What is a Neural Network (C1W1L02)
# Understanding Neural Networks and Deep Learning: A Step-by-Step Guide
## Introduction to Deep Learning
Deep learning is a subset of machine learning that involves training neural networks, sometimes very large ones. The concept can be complex, but we'll break it down using a practical example.
## Housing Price Prediction with Linear Regression
Let's start with a simple housing price prediction example. Suppose you have a dataset of six houses, each with the size (in square feet or meters) and the corresponding price. Your goal is to fit a function that predicts house prices based on their size.
If you're familiar with linear regression, you might begin by fitting a straight line to the data. This approach works well for simple relationships but has limitations. For instance, house prices cannot be negative, so if your straight-line model predicts negative values for small-sized houses, it's flawed.
To address this, we can modify our approach. Instead of a straight line that might dip below zero, we can create a curve that bends to ensure the price remains non-negative. This results in a function that starts at zero and then follows a straight line, much like the blue curve shown earlier.

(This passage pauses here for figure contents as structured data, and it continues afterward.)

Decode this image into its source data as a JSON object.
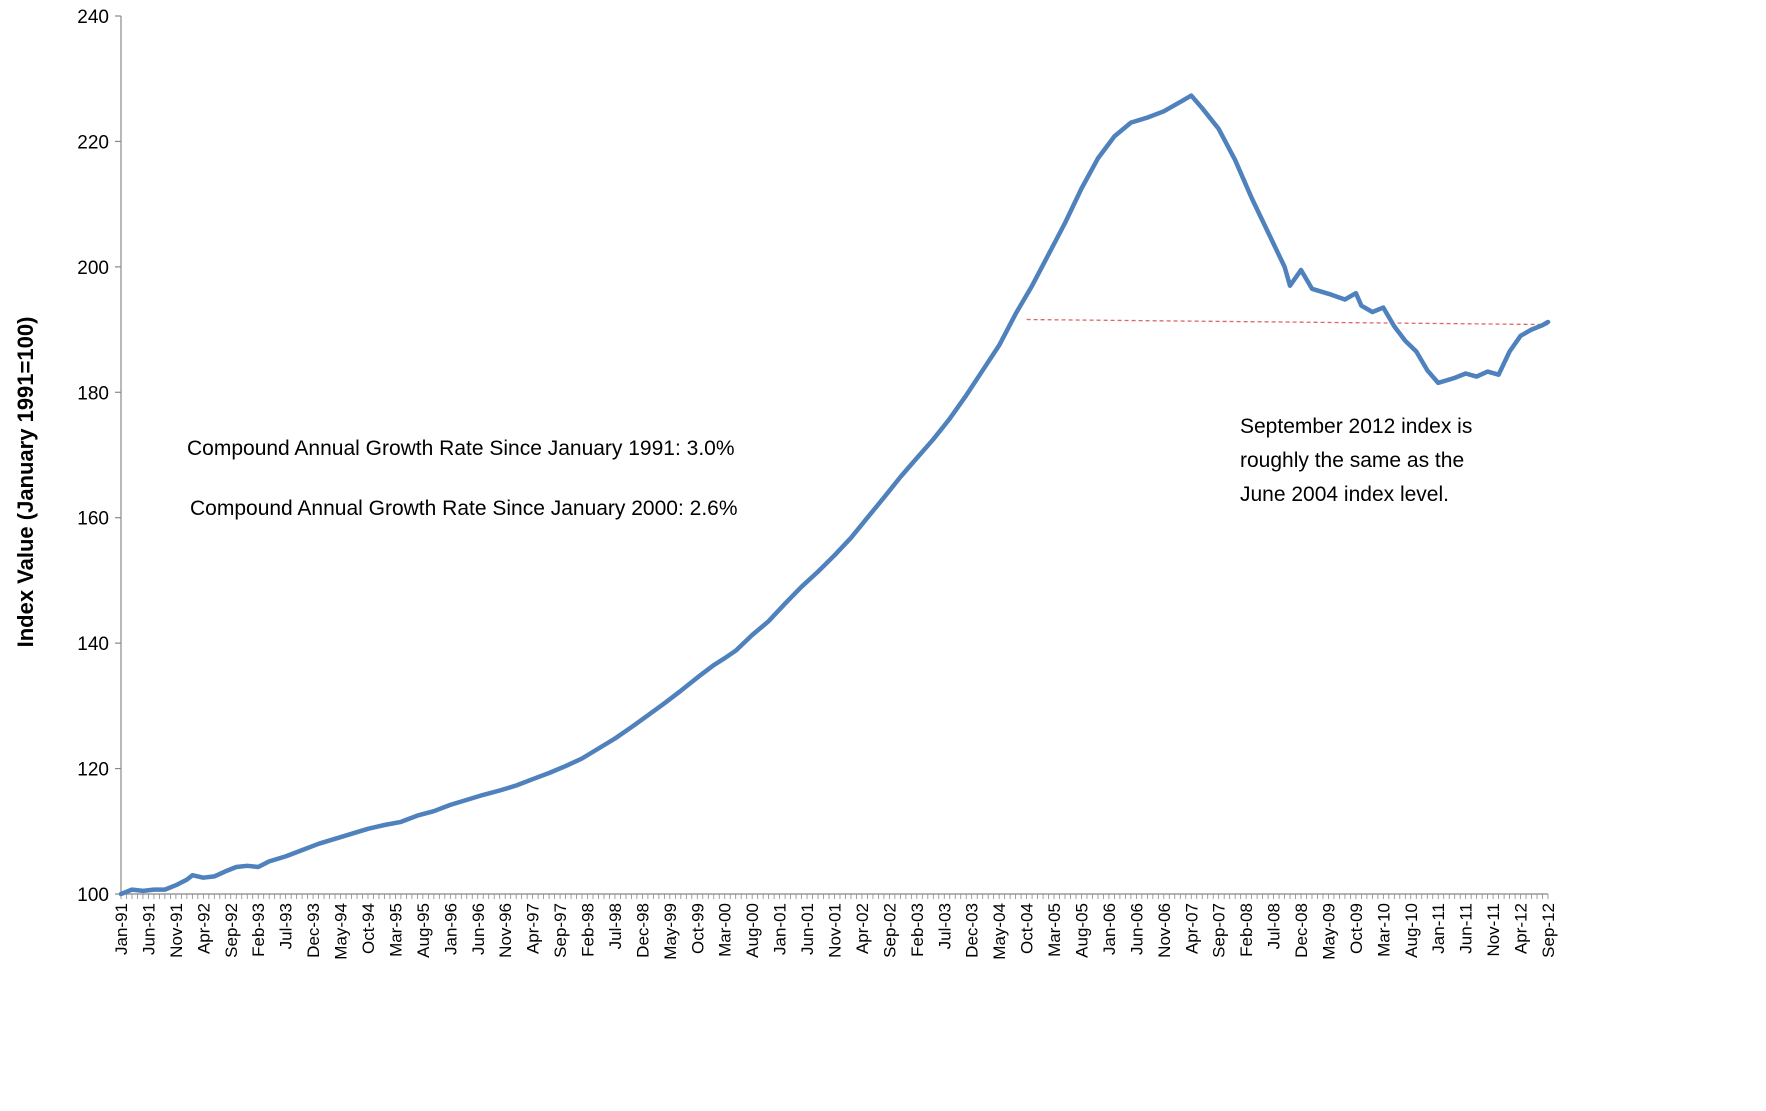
{
  "chart_data": {
    "type": "line",
    "title": "",
    "xlabel": "",
    "ylabel": "Index Value (January 1991=100)",
    "ylim": [
      100,
      240
    ],
    "y_ticks": [
      100,
      120,
      140,
      160,
      180,
      200,
      220,
      240
    ],
    "grid": false,
    "legend": "none",
    "colors": {
      "series": "#4f81bd",
      "reference_line": "#e06666",
      "axis": "#888888"
    },
    "x_tick_labels": [
      "Jan-91",
      "Jun-91",
      "Nov-91",
      "Apr-92",
      "Sep-92",
      "Feb-93",
      "Jul-93",
      "Dec-93",
      "May-94",
      "Oct-94",
      "Mar-95",
      "Aug-95",
      "Jan-96",
      "Jun-96",
      "Nov-96",
      "Apr-97",
      "Sep-97",
      "Feb-98",
      "Jul-98",
      "Dec-98",
      "May-99",
      "Oct-99",
      "Mar-00",
      "Aug-00",
      "Jan-01",
      "Jun-01",
      "Nov-01",
      "Apr-02",
      "Sep-02",
      "Feb-03",
      "Jul-03",
      "Dec-03",
      "May-04",
      "Oct-04",
      "Mar-05",
      "Aug-05",
      "Jan-06",
      "Jun-06",
      "Nov-06",
      "Apr-07",
      "Sep-07",
      "Feb-08",
      "Jul-08",
      "Dec-08",
      "May-09",
      "Oct-09",
      "Mar-10",
      "Aug-10",
      "Jan-11",
      "Jun-11",
      "Nov-11",
      "Apr-12",
      "Sep-12"
    ],
    "x_range": [
      "Jan-91",
      "Sep-12"
    ],
    "anchor_points": [
      [
        "Jan-91",
        100.0
      ],
      [
        "Mar-91",
        100.7
      ],
      [
        "May-91",
        100.5
      ],
      [
        "Jul-91",
        100.7
      ],
      [
        "Sep-91",
        100.7
      ],
      [
        "Nov-91",
        101.4
      ],
      [
        "Jan-92",
        102.3
      ],
      [
        "Feb-92",
        103.0
      ],
      [
        "Apr-92",
        102.6
      ],
      [
        "Jun-92",
        102.8
      ],
      [
        "Aug-92",
        103.6
      ],
      [
        "Oct-92",
        104.3
      ],
      [
        "Dec-92",
        104.5
      ],
      [
        "Feb-93",
        104.3
      ],
      [
        "Apr-93",
        105.2
      ],
      [
        "Jul-93",
        106.0
      ],
      [
        "Oct-93",
        107.0
      ],
      [
        "Jan-94",
        108.0
      ],
      [
        "Apr-94",
        108.8
      ],
      [
        "Jul-94",
        109.6
      ],
      [
        "Oct-94",
        110.4
      ],
      [
        "Jan-95",
        111.0
      ],
      [
        "Apr-95",
        111.5
      ],
      [
        "Jul-95",
        112.5
      ],
      [
        "Oct-95",
        113.2
      ],
      [
        "Jan-96",
        114.2
      ],
      [
        "Apr-96",
        115.0
      ],
      [
        "Jul-96",
        115.8
      ],
      [
        "Oct-96",
        116.5
      ],
      [
        "Jan-97",
        117.3
      ],
      [
        "Apr-97",
        118.3
      ],
      [
        "Jul-97",
        119.3
      ],
      [
        "Oct-97",
        120.4
      ],
      [
        "Jan-98",
        121.6
      ],
      [
        "Apr-98",
        123.2
      ],
      [
        "Jul-98",
        124.8
      ],
      [
        "Oct-98",
        126.6
      ],
      [
        "Jan-99",
        128.5
      ],
      [
        "Apr-99",
        130.4
      ],
      [
        "Jul-99",
        132.4
      ],
      [
        "Oct-99",
        134.5
      ],
      [
        "Jan-00",
        136.5
      ],
      [
        "Mar-00",
        137.6
      ],
      [
        "May-00",
        138.8
      ],
      [
        "Aug-00",
        141.3
      ],
      [
        "Nov-00",
        143.5
      ],
      [
        "Feb-01",
        146.3
      ],
      [
        "May-01",
        149.0
      ],
      [
        "Aug-01",
        151.4
      ],
      [
        "Nov-01",
        154.0
      ],
      [
        "Feb-02",
        156.8
      ],
      [
        "May-02",
        160.0
      ],
      [
        "Aug-02",
        163.2
      ],
      [
        "Nov-02",
        166.5
      ],
      [
        "Feb-03",
        169.5
      ],
      [
        "May-03",
        172.5
      ],
      [
        "Aug-03",
        175.8
      ],
      [
        "Nov-03",
        179.5
      ],
      [
        "Feb-04",
        183.5
      ],
      [
        "May-04",
        187.5
      ],
      [
        "Aug-04",
        192.5
      ],
      [
        "Nov-04",
        197.0
      ],
      [
        "Feb-05",
        202.0
      ],
      [
        "May-05",
        207.0
      ],
      [
        "Aug-05",
        212.5
      ],
      [
        "Nov-05",
        217.3
      ],
      [
        "Feb-06",
        220.8
      ],
      [
        "May-06",
        223.0
      ],
      [
        "Aug-06",
        223.8
      ],
      [
        "Nov-06",
        224.8
      ],
      [
        "Feb-07",
        226.3
      ],
      [
        "Apr-07",
        227.3
      ],
      [
        "Jun-07",
        225.3
      ],
      [
        "Sep-07",
        222.0
      ],
      [
        "Dec-07",
        217.0
      ],
      [
        "Mar-08",
        211.0
      ],
      [
        "Jun-08",
        205.5
      ],
      [
        "Sep-08",
        200.0
      ],
      [
        "Oct-08",
        197.0
      ],
      [
        "Dec-08",
        199.5
      ],
      [
        "Feb-09",
        196.5
      ],
      [
        "May-09",
        195.7
      ],
      [
        "Aug-09",
        194.8
      ],
      [
        "Oct-09",
        195.8
      ],
      [
        "Nov-09",
        193.8
      ],
      [
        "Jan-10",
        192.8
      ],
      [
        "Mar-10",
        193.5
      ],
      [
        "May-10",
        190.5
      ],
      [
        "Jul-10",
        188.2
      ],
      [
        "Sep-10",
        186.5
      ],
      [
        "Nov-10",
        183.5
      ],
      [
        "Jan-11",
        181.5
      ],
      [
        "Apr-11",
        182.3
      ],
      [
        "Jun-11",
        183.0
      ],
      [
        "Aug-11",
        182.5
      ],
      [
        "Oct-11",
        183.3
      ],
      [
        "Dec-11",
        182.8
      ],
      [
        "Feb-12",
        186.5
      ],
      [
        "Apr-12",
        189.0
      ],
      [
        "Jun-12",
        190.0
      ],
      [
        "Aug-12",
        190.7
      ],
      [
        "Sep-12",
        191.2
      ]
    ],
    "reference_line": {
      "from": [
        "Oct-04",
        191.6
      ],
      "to": [
        "Sep-12",
        190.8
      ]
    },
    "annotations": [
      "Compound Annual Growth Rate Since January 1991:  3.0%",
      "Compound Annual Growth Rate Since January 2000:  2.6%"
    ],
    "note_lines": [
      "September 2012 index is",
      "roughly the same as the",
      "June 2004 index level."
    ]
  }
}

## Neural Networks: The Simplest Form
This modified function can be seen as the simplest form of a neural network—a single neuron. Here's how it works:
- **Input (X):** The size of the house.
- **Neuron:** This node takes the input, computes a linear function, applies the rectified linear activation (ReLU), and outputs the predicted price.
The ReLU function is crucial here. It ensures that the output is always non-negative by taking the maximum of zero and the linear function's result. This activation function is widely used in neural networks because it helps introduce non-linearity into the model, allowing it to capture more complex patterns in the data.

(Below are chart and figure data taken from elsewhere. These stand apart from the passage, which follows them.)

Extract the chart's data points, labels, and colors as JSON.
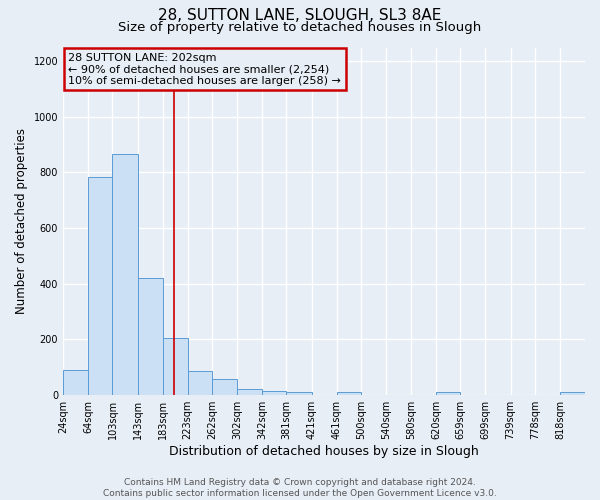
{
  "title1": "28, SUTTON LANE, SLOUGH, SL3 8AE",
  "title2": "Size of property relative to detached houses in Slough",
  "xlabel": "Distribution of detached houses by size in Slough",
  "ylabel": "Number of detached properties",
  "bins": [
    24,
    64,
    103,
    143,
    183,
    223,
    262,
    302,
    342,
    381,
    421,
    461,
    500,
    540,
    580,
    620,
    659,
    699,
    739,
    778,
    818,
    858
  ],
  "bin_labels": [
    "24sqm",
    "64sqm",
    "103sqm",
    "143sqm",
    "183sqm",
    "223sqm",
    "262sqm",
    "302sqm",
    "342sqm",
    "381sqm",
    "421sqm",
    "461sqm",
    "500sqm",
    "540sqm",
    "580sqm",
    "620sqm",
    "659sqm",
    "699sqm",
    "739sqm",
    "778sqm",
    "818sqm"
  ],
  "counts": [
    90,
    785,
    865,
    420,
    205,
    85,
    55,
    20,
    12,
    10,
    0,
    10,
    0,
    0,
    0,
    10,
    0,
    0,
    0,
    0,
    10
  ],
  "bar_facecolor": "#cce0f5",
  "bar_edgecolor": "#5b9bd5",
  "bg_color": "#e8eef6",
  "grid_color": "#ffffff",
  "vline_x": 202,
  "vline_color": "#cc0000",
  "ann_line1": "28 SUTTON LANE: 202sqm",
  "ann_line2": "← 90% of detached houses are smaller (2,254)",
  "ann_line3": "10% of semi-detached houses are larger (258) →",
  "annotation_box_color": "#cc0000",
  "ylim": [
    0,
    1250
  ],
  "yticks": [
    0,
    200,
    400,
    600,
    800,
    1000,
    1200
  ],
  "footer_text": "Contains HM Land Registry data © Crown copyright and database right 2024.\nContains public sector information licensed under the Open Government Licence v3.0.",
  "title1_fontsize": 11,
  "title2_fontsize": 9.5,
  "xlabel_fontsize": 9,
  "ylabel_fontsize": 8.5,
  "tick_fontsize": 7,
  "footer_fontsize": 6.5,
  "ann_fontsize": 8
}
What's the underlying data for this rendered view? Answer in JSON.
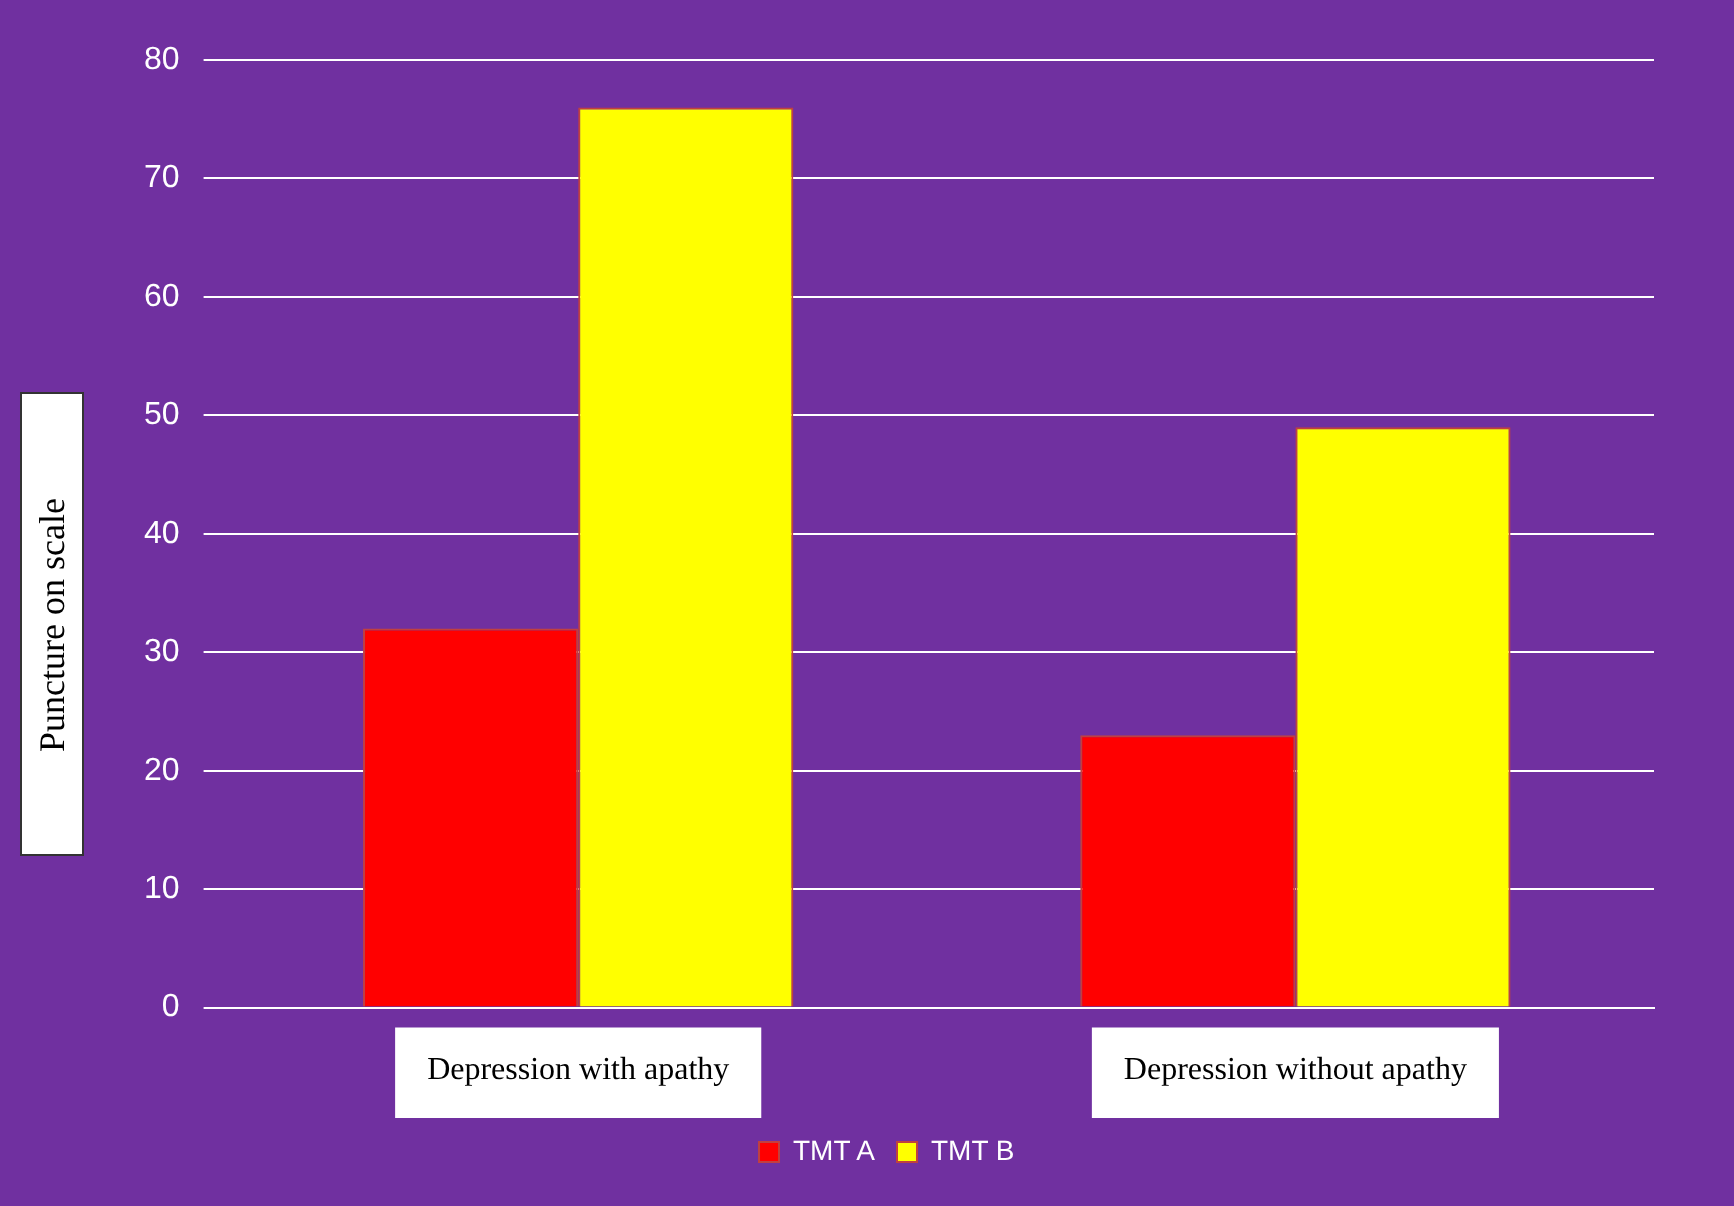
{
  "chart_data": {
    "type": "bar",
    "ylabel": "Puncture on scale",
    "categories": [
      "Depression with apathy",
      "Depression without apathy"
    ],
    "series": [
      {
        "name": "TMT A",
        "color": "#ff0000",
        "values": [
          32,
          23
        ]
      },
      {
        "name": "TMT B",
        "color": "#ffff00",
        "values": [
          76,
          49
        ]
      }
    ],
    "ylim": [
      0,
      80
    ],
    "yticks": [
      0,
      10,
      20,
      30,
      40,
      50,
      60,
      70,
      80
    ],
    "grid": "y",
    "legend": "bottom"
  }
}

## Building a Larger Neural Network
A larger neural network is constructed by stacking many such neurons together. Imagine each neuron as a Lego brick; you build a bigger structure by combining multiple bricks.

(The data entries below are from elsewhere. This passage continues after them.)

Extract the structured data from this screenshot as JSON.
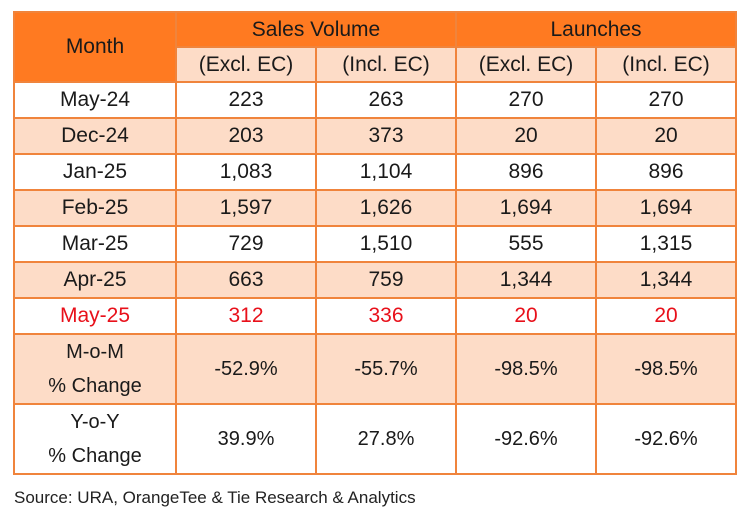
{
  "chart_data": {
    "type": "table",
    "header": {
      "month_label": "Month",
      "groups": [
        "Sales Volume",
        "Launches"
      ],
      "subheaders": [
        "(Excl. EC)",
        "(Incl. EC)",
        "(Excl. EC)",
        "(Incl. EC)"
      ]
    },
    "rows": [
      {
        "label": "May-24",
        "values": [
          "223",
          "263",
          "270",
          "270"
        ]
      },
      {
        "label": "Dec-24",
        "values": [
          "203",
          "373",
          "20",
          "20"
        ]
      },
      {
        "label": "Jan-25",
        "values": [
          "1,083",
          "1,104",
          "896",
          "896"
        ]
      },
      {
        "label": "Feb-25",
        "values": [
          "1,597",
          "1,626",
          "1,694",
          "1,694"
        ]
      },
      {
        "label": "Mar-25",
        "values": [
          "729",
          "1,510",
          "555",
          "1,315"
        ]
      },
      {
        "label": "Apr-25",
        "values": [
          "663",
          "759",
          "1,344",
          "1,344"
        ]
      },
      {
        "label": "May-25",
        "values": [
          "312",
          "336",
          "20",
          "20"
        ]
      }
    ],
    "change_rows": [
      {
        "label_line1": "M-o-M",
        "label_line2": "% Change",
        "values": [
          "-52.9%",
          "-55.7%",
          "-98.5%",
          "-98.5%"
        ]
      },
      {
        "label_line1": "Y-o-Y",
        "label_line2": "% Change",
        "values": [
          "39.9%",
          "27.8%",
          "-92.6%",
          "-92.6%"
        ]
      }
    ],
    "highlight_row": "May-25"
  },
  "source": "Source: URA, OrangeTee & Tie Research & Analytics",
  "colors": {
    "header_orange": "#ff7a21",
    "band_peach": "#fddcc7",
    "border": "#f0843c",
    "highlight_red": "#e8101a"
  }
}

For example, instead of predicting house prices based solely on size, we can include additional features like:
- **Number of bedrooms:** Affects the price significantly.
- **Zip code (postal code):** Indicates walkability and school quality in certain areas.
Each feature becomes an input to the network. The magic of neural networks lies in their ability to learn complex relationships between inputs and outputs by processing these features through multiple layers.
## Hidden Units and Layer Connectivity
In a neural network, each circle (or node) in the middle layer is called a hidden unit. These units take all four input features (size, number of bedrooms, zip code, etc.) as their input. The remarkable thing about neural networks is that you don't need to specify how each hidden unit should process the inputs; the network learns this during training.
The layers in a neural network are densely connected, meaning every input feature is connected to every hidden unit in the next layer. This dense connectivity allows the network to learn intricate patterns and relationships within the data.
## The Power of Neural Networks
Given enough data (pairs of X inputs and Y outputs), neural networks can approximate complex functions with remarkable accuracy. They are particularly powerful in supervised learning, where the goal is to map an input (X) to an output (Y). The housing price prediction example is a classic case of supervised learning.
## Conclusion: Applications Beyond Housing Prices
As you build your own neural networks, you'll find them incredibly useful for various applications beyond housing price prediction. In the next video, we'll explore more examples of supervised learning and see how neural networks can be applied to solve real-world problems effectively.
By understanding the basics—starting from simple linear regression and moving to complex neural networks—you're taking a crucial step toward mastering deep learning and its many applications.